OK, so here's a crash course "back-of-the-envelope" solar estimation. "Back-of-the-envelope" means in engineer-speak a very rough approximation to quickly estimate whether something is even close to feasible. It uses arbitrarily chosen reference points, and even some outright guesses. But that's the point: it's fast and easy. If the numbers land close to being feasible, then a proper design can be done in which components are chosen more carefully and the numbers are more reliable.

First, the fridge. It's the biggest consumer. I couldn't find any power consumption numbers for mini fridges on Home Depot's web site; the only data point I have is my own fridge sitting in the shop waiting for its day to be installed in my bus. It has been plugged into a Kill-A-Watt meter for a "long time" which now reads 99.5 kWh and 1342 hours -- its average is 1.8 kWh per day. Maybe a mini fridge will be 70% of that; 1.8*0.7=1.26 kWh.

Lights. Having no other data, I'll guess the bus needs interior light from 6-10 pm and 6-8 am. Maybe three of the 8-watt LED lamps will do. 24 watts times 6 hours is 0.144 kWh.

Phone. Negligible.

Computer. Again, very little data.. suppose 60 watts for 3 hours a day. 0.18 kWh.

Total daily load: 1.584 kWh. It's all 120 volt load, so it runs through an inverter. Suppose 85% efficiency, then 1.86 kWh are needed at the input (ie, from the battery).

Battery sizing. Make it big enough to run through two days, in case of cloudy weather and no solar production. Battery needs 3.7 kWh output. Suppose it's a 12v bank, then 3.7 kWh/12 v=310 Ah.

Battery type. Cheap lead acid? Don't discharge them fully. Normally the rule of thumb is to size it to double the anticipated load. In this case I already doubled the load to account for a cloudy day, so let's let the battery go to 33% state of charge on these infrequent days (you're not in Seattle, right?). Multiply up by 1.5; bank should be around 450 Ah. Check the instant power output. Trojan seems to recommend not more than 0.2C output, 450*0.2=90 amps. Times 12v is 1080 watts. The regular stuff, is well below this, but the occasional toaster oven or hair dryer, could be pushing it a little.. Charge efficiency. Lead acid battery charge efficiency varies inversely with state of charge (

http://windandsunpower.com/Download/Lead Acid Battery Efficiency.pdf). Suppose we go with 40% efficiency; then the 3.7 kWh output from this bank is going to require 3.7/0.4=9.25 kWh input. But it's only that bad if we need to catch up a full day's consumption with no solar input; let's allow two days for the catch-up so we need 1.584 kWh*1.5/0.4=6 kWh charging input.

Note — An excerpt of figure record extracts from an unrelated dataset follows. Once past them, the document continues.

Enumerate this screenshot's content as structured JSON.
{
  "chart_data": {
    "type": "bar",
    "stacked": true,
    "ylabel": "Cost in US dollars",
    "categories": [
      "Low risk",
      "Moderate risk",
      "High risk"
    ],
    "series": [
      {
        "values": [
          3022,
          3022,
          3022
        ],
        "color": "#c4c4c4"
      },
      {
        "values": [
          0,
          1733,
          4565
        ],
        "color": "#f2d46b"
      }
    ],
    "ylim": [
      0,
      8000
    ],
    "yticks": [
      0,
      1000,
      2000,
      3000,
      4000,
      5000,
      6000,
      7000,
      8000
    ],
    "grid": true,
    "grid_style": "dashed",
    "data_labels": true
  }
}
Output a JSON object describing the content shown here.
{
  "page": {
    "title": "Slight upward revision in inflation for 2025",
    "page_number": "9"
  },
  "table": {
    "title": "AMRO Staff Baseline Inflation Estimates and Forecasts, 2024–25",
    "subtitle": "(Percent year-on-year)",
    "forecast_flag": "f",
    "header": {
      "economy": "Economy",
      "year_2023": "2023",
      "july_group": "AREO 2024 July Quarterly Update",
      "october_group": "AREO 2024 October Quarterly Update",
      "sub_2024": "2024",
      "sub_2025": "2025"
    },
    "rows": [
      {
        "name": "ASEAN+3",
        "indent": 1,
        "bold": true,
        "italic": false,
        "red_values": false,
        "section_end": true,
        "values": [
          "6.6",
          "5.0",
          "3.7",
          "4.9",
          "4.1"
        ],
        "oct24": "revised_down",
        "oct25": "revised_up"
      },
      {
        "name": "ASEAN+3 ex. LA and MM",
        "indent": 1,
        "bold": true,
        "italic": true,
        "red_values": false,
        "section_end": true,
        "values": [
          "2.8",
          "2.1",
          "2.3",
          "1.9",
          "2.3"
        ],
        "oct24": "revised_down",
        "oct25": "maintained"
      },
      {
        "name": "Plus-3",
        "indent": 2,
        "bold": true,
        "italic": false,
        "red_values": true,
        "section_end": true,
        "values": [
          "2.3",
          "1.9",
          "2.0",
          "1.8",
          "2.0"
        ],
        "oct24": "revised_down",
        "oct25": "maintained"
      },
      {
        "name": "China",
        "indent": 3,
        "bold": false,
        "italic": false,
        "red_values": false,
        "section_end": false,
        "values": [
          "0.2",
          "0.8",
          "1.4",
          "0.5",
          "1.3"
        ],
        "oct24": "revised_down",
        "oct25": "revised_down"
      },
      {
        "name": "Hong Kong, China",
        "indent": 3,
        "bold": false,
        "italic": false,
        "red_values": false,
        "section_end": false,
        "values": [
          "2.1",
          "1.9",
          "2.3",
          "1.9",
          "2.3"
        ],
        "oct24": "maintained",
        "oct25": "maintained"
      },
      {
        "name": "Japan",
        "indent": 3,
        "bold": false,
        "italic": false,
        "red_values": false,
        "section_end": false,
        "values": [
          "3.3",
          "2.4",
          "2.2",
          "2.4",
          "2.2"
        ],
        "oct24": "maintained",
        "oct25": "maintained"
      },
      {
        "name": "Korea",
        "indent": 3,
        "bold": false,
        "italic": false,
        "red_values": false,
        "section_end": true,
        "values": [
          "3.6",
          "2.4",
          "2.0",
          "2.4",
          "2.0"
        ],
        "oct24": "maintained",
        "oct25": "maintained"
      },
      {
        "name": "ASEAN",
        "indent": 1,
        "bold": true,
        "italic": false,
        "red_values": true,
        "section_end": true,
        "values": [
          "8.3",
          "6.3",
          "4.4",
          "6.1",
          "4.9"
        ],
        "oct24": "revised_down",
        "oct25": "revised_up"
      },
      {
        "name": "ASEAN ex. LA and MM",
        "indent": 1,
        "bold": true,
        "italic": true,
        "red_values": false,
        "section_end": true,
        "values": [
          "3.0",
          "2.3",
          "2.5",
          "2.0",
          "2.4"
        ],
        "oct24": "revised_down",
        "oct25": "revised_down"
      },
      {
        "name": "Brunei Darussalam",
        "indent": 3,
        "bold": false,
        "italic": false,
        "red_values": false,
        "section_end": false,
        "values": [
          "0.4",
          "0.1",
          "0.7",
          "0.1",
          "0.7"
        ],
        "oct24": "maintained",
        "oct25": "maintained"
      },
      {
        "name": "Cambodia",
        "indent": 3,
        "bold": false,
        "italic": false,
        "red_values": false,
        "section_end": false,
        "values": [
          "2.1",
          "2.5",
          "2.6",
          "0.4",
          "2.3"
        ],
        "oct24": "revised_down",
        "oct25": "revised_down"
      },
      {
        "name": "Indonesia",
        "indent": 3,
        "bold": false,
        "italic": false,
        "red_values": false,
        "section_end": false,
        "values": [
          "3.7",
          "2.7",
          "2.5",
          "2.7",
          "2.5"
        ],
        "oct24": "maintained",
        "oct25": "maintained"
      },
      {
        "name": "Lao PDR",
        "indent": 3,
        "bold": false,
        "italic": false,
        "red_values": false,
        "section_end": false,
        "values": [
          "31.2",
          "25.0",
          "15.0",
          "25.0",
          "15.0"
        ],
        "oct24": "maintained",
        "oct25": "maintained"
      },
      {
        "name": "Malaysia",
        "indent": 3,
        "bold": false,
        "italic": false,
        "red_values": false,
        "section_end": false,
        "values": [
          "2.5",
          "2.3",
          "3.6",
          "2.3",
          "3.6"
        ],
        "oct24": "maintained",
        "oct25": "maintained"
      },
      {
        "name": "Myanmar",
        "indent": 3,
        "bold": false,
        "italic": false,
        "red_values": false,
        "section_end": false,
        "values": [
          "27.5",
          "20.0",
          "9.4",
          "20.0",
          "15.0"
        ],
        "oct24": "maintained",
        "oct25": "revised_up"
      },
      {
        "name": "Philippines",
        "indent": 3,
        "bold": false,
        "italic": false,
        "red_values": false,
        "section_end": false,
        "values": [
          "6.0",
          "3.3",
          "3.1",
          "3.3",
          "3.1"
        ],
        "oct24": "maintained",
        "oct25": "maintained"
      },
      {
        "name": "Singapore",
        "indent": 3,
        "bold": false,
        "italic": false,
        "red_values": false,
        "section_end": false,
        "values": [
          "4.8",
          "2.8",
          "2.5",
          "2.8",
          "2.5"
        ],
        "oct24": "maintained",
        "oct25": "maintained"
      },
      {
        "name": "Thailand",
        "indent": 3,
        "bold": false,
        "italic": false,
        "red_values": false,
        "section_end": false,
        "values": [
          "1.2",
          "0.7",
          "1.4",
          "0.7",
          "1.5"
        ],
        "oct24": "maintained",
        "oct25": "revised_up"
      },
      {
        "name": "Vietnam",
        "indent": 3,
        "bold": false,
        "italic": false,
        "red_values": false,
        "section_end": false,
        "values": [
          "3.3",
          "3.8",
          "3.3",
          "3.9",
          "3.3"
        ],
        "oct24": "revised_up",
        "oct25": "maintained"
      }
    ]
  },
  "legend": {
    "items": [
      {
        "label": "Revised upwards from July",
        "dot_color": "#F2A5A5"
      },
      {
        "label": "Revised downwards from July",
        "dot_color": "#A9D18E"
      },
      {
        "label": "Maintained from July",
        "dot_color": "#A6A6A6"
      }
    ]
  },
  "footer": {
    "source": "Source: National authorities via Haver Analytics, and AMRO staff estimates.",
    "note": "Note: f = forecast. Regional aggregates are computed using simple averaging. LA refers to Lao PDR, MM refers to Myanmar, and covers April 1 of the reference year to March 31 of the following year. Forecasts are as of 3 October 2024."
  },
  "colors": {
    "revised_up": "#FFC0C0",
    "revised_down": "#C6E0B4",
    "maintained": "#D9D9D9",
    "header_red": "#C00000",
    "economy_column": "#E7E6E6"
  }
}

Solar panels. Suppose we use 315 watt monocrystalline panels and we have 5 hours of good sun each day. The 6 kWh/315/5=4 panels. These panels are about 78x40 inches, so they'll cover 87 square feet and cost about 350*4=US$1400. Plus racks, wiring, charge controller, batteries, inverter......

Booyah and others -- how'd I do? Any corrections?